If the commissioner decides (a) then he has to let him play. If he decides (b) then there’s no way he can.
Los Angeles Lakers as Super Gorilla
Where do the advantages and disadvantages created by the varying financial strength of the teams, owners, and markets fit into the conversation on competition? Money undeniably provides a competitive advantage, when exploited properly. Sometimes, even when not. So, how much influence should it be allowed to have?
In other words, does the NBA actually want or need the kind of competitive balance that a hard cap would bring?

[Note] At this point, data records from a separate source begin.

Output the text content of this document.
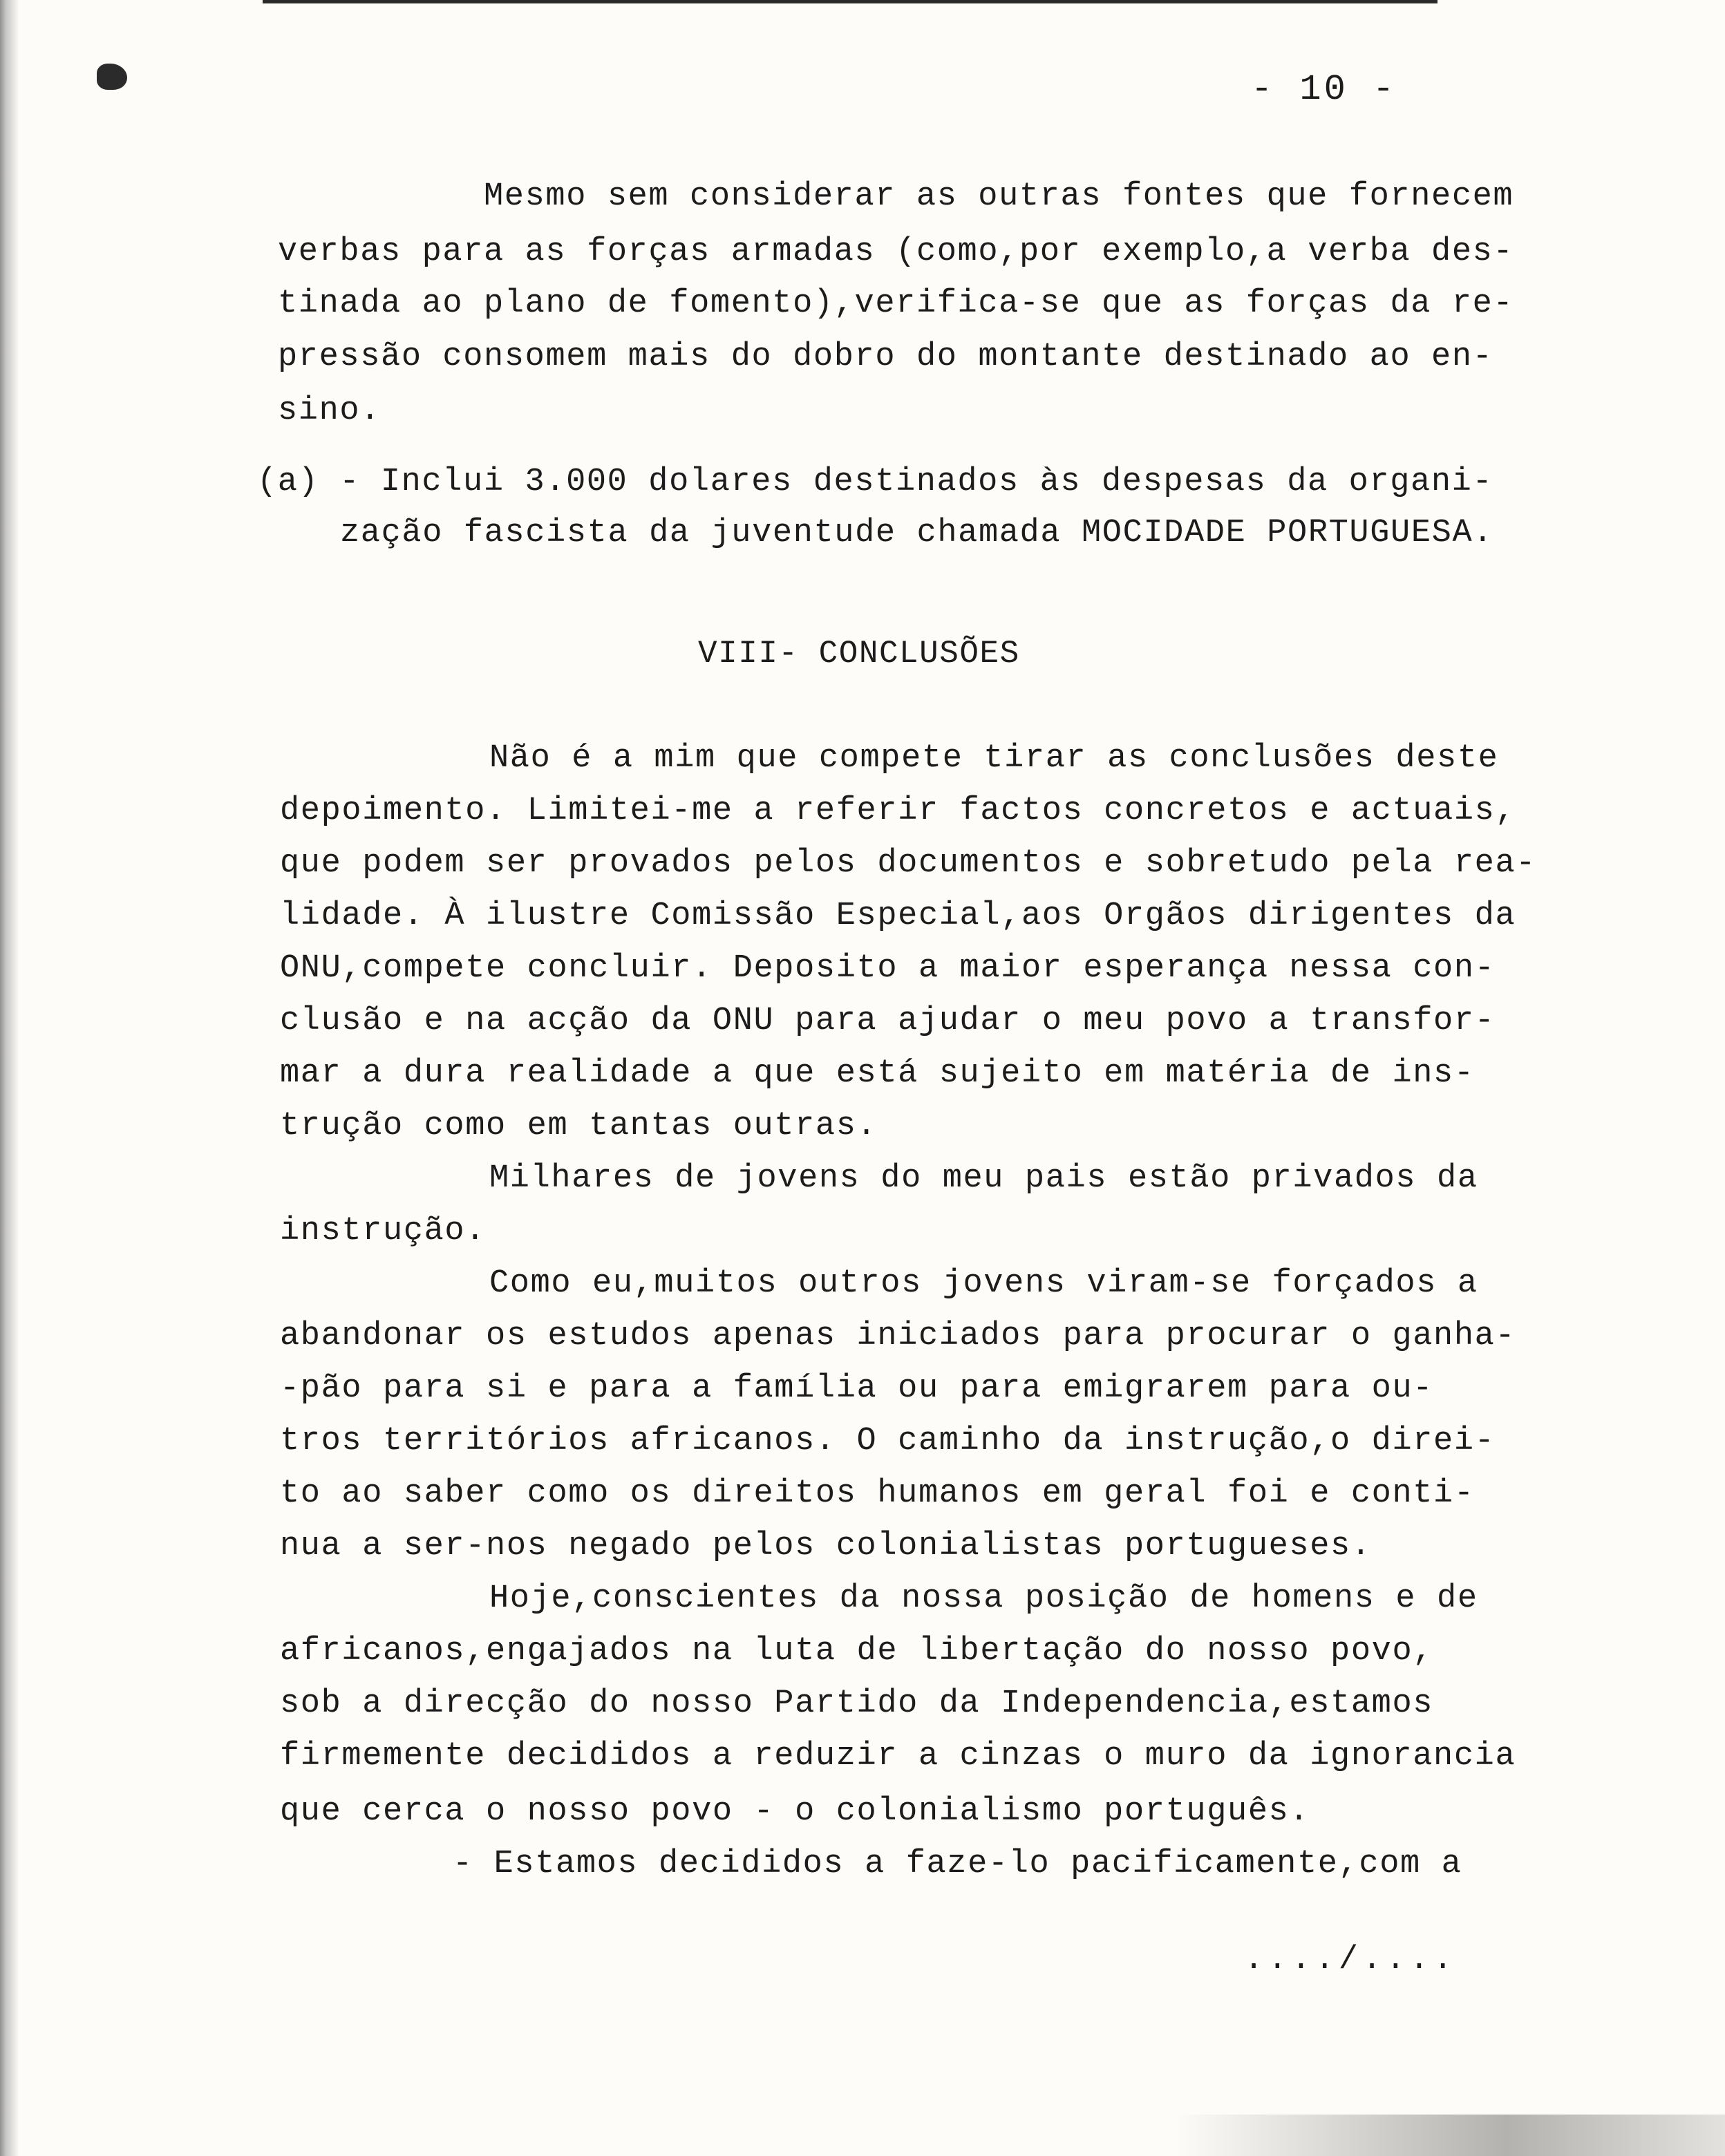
- 10 -
Mesmo sem considerar as outras fontes que fornecem
verbas para as forças armadas (como,por exemplo,a verba des-
tinada ao plano de fomento),verifica-se que as forças da re-
pressão consomem mais do dobro do montante destinado ao en-
sino.
(a) - Inclui 3.000 dolares destinados às despesas da organi-
zação fascista da juventude chamada MOCIDADE PORTUGUESA.
VIII- CONCLUSÕES
Não é a mim que compete tirar as conclusões deste
depoimento. Limitei-me a referir factos concretos e actuais,
que podem ser provados pelos documentos e sobretudo pela rea-
lidade. À ilustre Comissão Especial,aos Orgãos dirigentes da
ONU,compete concluir. Deposito a maior esperança nessa con-
clusão e na acção da ONU para ajudar o meu povo a transfor-
mar a dura realidade a que está sujeito em matéria de ins-
trução como em tantas outras.
Milhares de jovens do meu pais estão privados da
instrução.
Como eu,muitos outros jovens viram-se forçados a
abandonar os estudos apenas iniciados para procurar o ganha-
-pão para si e para a família ou para emigrarem para ou-
tros territórios africanos. O caminho da instrução,o direi-
to ao saber como os direitos humanos em geral foi e conti-
nua a ser-nos negado pelos colonialistas portugueses.
Hoje,conscientes da nossa posição de homens e de
africanos,engajados na luta de libertação do nosso povo,
sob a direcção do nosso Partido da Independencia,estamos
firmemente decididos a reduzir a cinzas o muro da ignorancia
que cerca o nosso povo - o colonialismo português.
- Estamos decididos a faze-lo pacificamente,com a
..../....
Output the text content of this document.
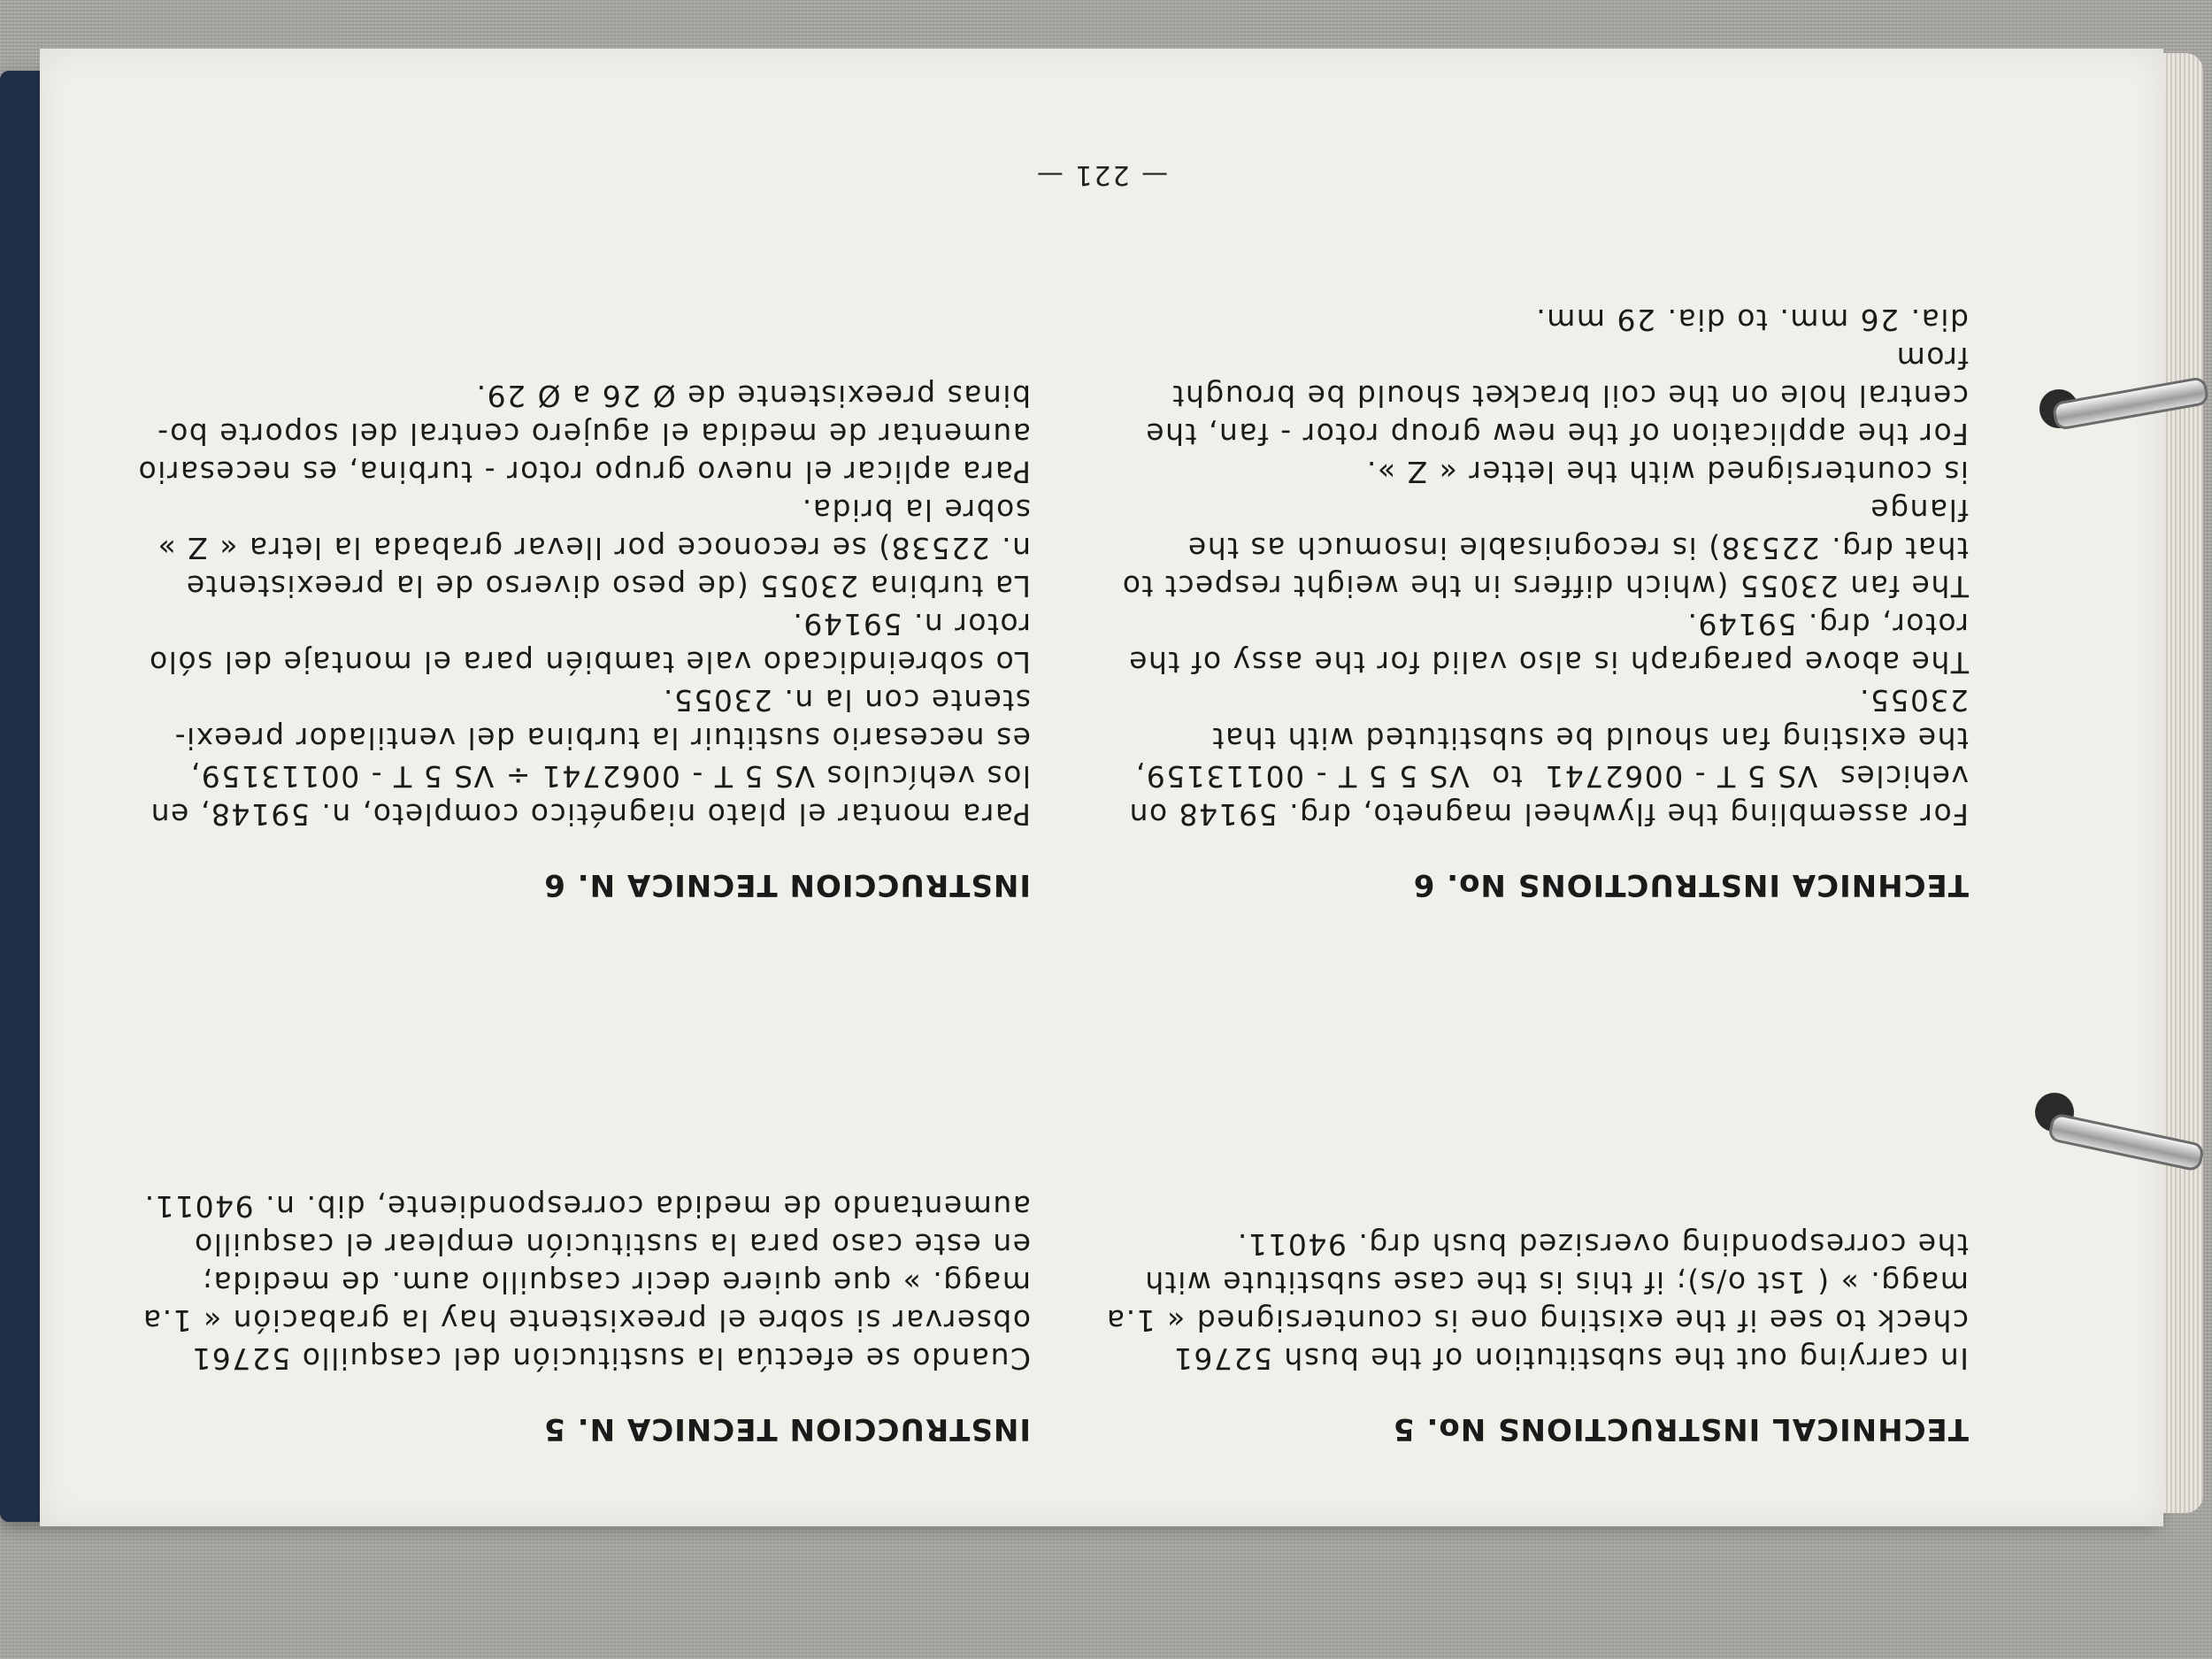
TECHNICAL INSTRUCTIONS No. 5

In carrying out the substitution of the bush 52761
check to see if the existing one is countersigned « 1.a
magg. » ( 1st o/s); if this is the case substitute with
the corresponding oversized bush drg. 94011.

INSTRUCCION TECNICA N. 5

Cuando se efectúa la sustitución del casquillo 52761
observar si sobre el preexistente hay la grabación « 1.a
magg. » que quiere decir casquillo aum. de medida;
en este caso para la sustitución emplear el casquillo
aumentando de medida correspondiente, dib. n. 94011.

TECHNICA INSTRUCTIONS No. 6

For assembling the flywheel magneto, drg. 59148 on
vehicles  VS 5 T - 0062741  to  VS 5 5 T - 00113159,
the existing fan should be substituted with that 23055.
The above paragraph is also valid for the assy of the
rotor, drg. 59149.
The fan 23055 (which differs in the weight respect to
that drg. 22538) is recognisable insomuch as the flange
is countersigned with the letter « Z ».
For the application of the new group rotor - fan, the
central hole on the coil bracket should be brought from
dia. 26 mm. to dia. 29 mm.

INSTRUCCION TECNICA N. 6

Para montar el plato niagnético completo, n. 59148, en
los vehículos VS 5 T - 0062741 ÷ VS 5 T - 00113159,
es necesario sustituir la turbina del ventilador preexi-
stente con la n. 23055.
Lo sobreindicado vale también para el montaje del sólo
rotor n. 59149.
La turbina 23055 (de peso diverso de la preexistente
n. 22538) se reconoce por llevar grabada la letra « Z »
sobre la brida.
Para aplicar el nuevo grupo rotor - turbina, es necesario
aumentar de medida el agujero central del soporte bo-
binas preexistente de Ø 26 a Ø 29.

— 221 —
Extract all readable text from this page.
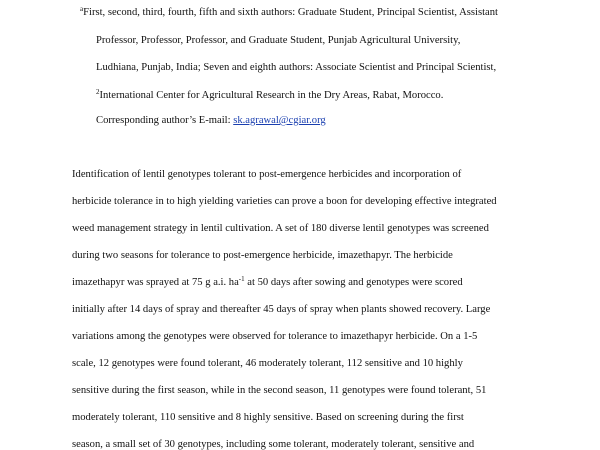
$^a$First, second, third, fourth, fifth and sixth authors: Graduate Student, Principal Scientist, Assistant
Professor, Professor, Professor, and Graduate Student, Punjab Agricultural University,
Ludhiana, Punjab, India; Seven and eighth authors: Associate Scientist and Principal Scientist,
$^2$International Center for Agricultural Research in the Dry Areas, Rabat, Morocco.
Corresponding author’s E-mail: sk.agrawal@cgiar.org
Identification of lentil genotypes tolerant to post-emergence herbicides and incorporation of
herbicide tolerance in to high yielding varieties can prove a boon for developing effective integrated
weed management strategy in lentil cultivation. A set of 180 diverse lentil genotypes was screened
during two seasons for tolerance to post-emergence herbicide, imazethapyr. The herbicide
imazethapyr was sprayed at 75 g a.i. $ha^{-1}$ at 50 days after sowing and genotypes were scored
initially after 14 days of spray and thereafter 45 days of spray when plants showed recovery. Large
variations among the genotypes were observed for tolerance to imazethapyr herbicide. On a 1-5
scale, 12 genotypes were found tolerant, 46 moderately tolerant, 112 sensitive and 10 highly
sensitive during the first season, while in the second season, 11 genotypes were found tolerant, 51
moderately tolerant, 110 sensitive and 8 highly sensitive. Based on screening during the first
season, a small set of 30 genotypes, including some tolerant, moderately tolerant, sensitive and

Neither the NBA, nor any other professional sports league, is under any obligation to assure competitive balance in every single aspect of the game. The most obvious examples can be seen in the wildly varying dimensions of Major League Baseball stadiums. Playing in Fenway and playing in Citifield can be vastly different.
An illustration of where the NBA draws a line in the sand regarding how far they’ll go to provide competitive balance is with scheduling. There are many different aspects of a team’s schedule that affect its prospects, but the NBA chooses to apply a strict competitive balance formula to only three: number of games played (82), home games vs. road games (41 each), and the prohibition against playing games on more than two consecutive nights.
But the NBA does not go to extraordinary lengths to address other potential scheduling inequities, such as strength of schedule, the length of road trips, the number of back-to-back games, and the number of four-game-in-five-night stretches. Schedule makers are aware of these factors. They will try to limit their impact, but distributing them equally is not a priority. For example, for the 2010-11 season, teams were assigned between 15 and 23 back-to-backs.
The reasoning in these instances is two-fold. First, such inequities are not 100% preventable. I’m sure the disparity could be less than 15 to 23, however, it may be impossible to ensure each team plays exactly 18 back-to-backs. Second, these differentials are expected to balance out over time. While a schedule maker may not necessarily be concerned that the Bulls had 23 and the Lakers just 15 in a given season, he will probably try to prevent that from being the case the following year.
To this point, financial issues have been given treatment closer to that of back-to-backs than home vs. road schedule. Some of this is conscious, some unintentional, and some is just merely a function of need to get the approval of the NBPA to make any meaningful changes in this area. However, the idea of the finances affecting competition has been one important aspect of the discussion surrounding the NBA.
Because now, the NBA is beginning to build financial super gorillas of its own. The following two charts use Forbes data to give a picture of relative revenue in the Association.
The first shows 2010 revenue estimates.
The second shows 2005 through 2010 cumulative revenue estimates.
And this curve will become even more exaggerated when the Lakers start seeing the benefit of their new local television deal with Time Warner. Should the deal generate the rumored $150 million or more in currently unshared revenue, it will likely be — by itself — larger than the total local unshared revenue streams (TV, gate, advertising — all of it) of any other NBA team, save the Knicks. Further, it will be going to a team that Forbes estimates to have the highest gate in the league — almost 20% higher than New York, more than 40% higher than the third best gate, and approaching seven times the lowest gate in the league.
Is this simply a case of the Lakers maximizing natural advantages, or does it distort the game? Could it go beyond that? Could this kind of massive financial strength present a risk to the “health and safety” of the other teams and owners in the NBA?
Again, the question becomes: how big of a role do you wish money to play in the field of competition?